Some general confusion about Coarse-Grain SVM allocation

A buffer is allocated the size of the total memory required by the data structure, I get that much, using clSVMAlloc… I’m filling it up with a binary tree, so the root node will be the first data pointed to, now how do I create additional pointers into the shared virtual memory to represent additional nodes. In C using malloc or C++ with new generally I wouldn’t worry about where the data was, and just make each new node allocate its own memory space with additional calls to malloc or new. But I have a feeling doing that with clSVMalloc will just introduce additional complexity when it comes time to send all this data to the kernel, and possibly produce a much slower to start kernel.

The AMD and Intel examples are helpful, but I’m having a little trouble finding where they’re populating the data in their structures to answer this question on my own…
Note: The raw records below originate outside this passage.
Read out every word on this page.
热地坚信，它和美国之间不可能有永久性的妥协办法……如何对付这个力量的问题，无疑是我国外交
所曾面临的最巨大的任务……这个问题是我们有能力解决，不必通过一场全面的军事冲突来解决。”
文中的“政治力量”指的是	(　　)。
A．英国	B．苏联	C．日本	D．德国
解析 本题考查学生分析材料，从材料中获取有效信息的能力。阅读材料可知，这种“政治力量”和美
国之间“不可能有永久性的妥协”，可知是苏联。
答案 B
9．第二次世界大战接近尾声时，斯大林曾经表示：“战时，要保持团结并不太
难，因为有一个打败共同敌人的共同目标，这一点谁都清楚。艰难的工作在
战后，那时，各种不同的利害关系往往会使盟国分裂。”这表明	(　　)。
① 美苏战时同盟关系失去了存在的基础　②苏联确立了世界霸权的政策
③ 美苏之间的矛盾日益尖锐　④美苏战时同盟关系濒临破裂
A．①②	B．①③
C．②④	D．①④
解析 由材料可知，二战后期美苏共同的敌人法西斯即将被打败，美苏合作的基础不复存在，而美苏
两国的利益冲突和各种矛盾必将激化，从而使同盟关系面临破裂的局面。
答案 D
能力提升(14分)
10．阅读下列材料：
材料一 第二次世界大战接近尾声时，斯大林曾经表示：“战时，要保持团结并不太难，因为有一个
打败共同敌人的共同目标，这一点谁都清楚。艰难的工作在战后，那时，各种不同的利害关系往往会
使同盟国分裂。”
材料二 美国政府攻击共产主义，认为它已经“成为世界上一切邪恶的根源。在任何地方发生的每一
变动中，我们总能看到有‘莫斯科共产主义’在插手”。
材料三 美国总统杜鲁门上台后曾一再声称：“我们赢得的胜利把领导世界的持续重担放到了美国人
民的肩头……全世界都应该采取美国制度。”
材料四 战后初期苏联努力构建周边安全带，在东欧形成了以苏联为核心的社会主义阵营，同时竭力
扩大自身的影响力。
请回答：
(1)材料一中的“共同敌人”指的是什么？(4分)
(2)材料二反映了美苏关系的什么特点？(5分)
(if only my gpu fully supported fine grain SVM system >.>)

edit ----
Now maybe answering my own question… If I just treated it like a dynamically allocated array, I could just plop the data into computed offsets, leading to faster tree traversal as well since each level of the tree would be in contiguous memory… I’d still appreciate some input… I guess I feel like there’s a call I’m missing to generate a pointer to a currently unused block of the previously allocated buffer.

My nodes are very simple, basically just 3 pointers, 1 pointer to some data, and then of course the left and right node pointers. The data will be in a separate SVM buffer.

I think you’re on the right path here. Once you allocate the space for all of the nodes, using clSVMAlloc, then you need to manage the nodes in that block. You could do that a number of ways. If you allocation pattern is simple, and you allocate many entries then free them all, then you just need a counter that says the index of the next free entry. If you need to interleave allocating and freeing memory, you could make an out-of-band list of free nodes and push and pop from there. Although if your nodes are just 3 pointers, then the list of free nodes seems excessive. If you still want to use “new” on the host, “placement new” can be used to initialize the nodes given a pointer to memory that you allocate through whatever mechanism you implement.

Although this does add a bit of code complexity, I think you’ll find it more efficient than using generalized malloc on large numbers of fixed-size things, even if there were no OpenCL interactions at play.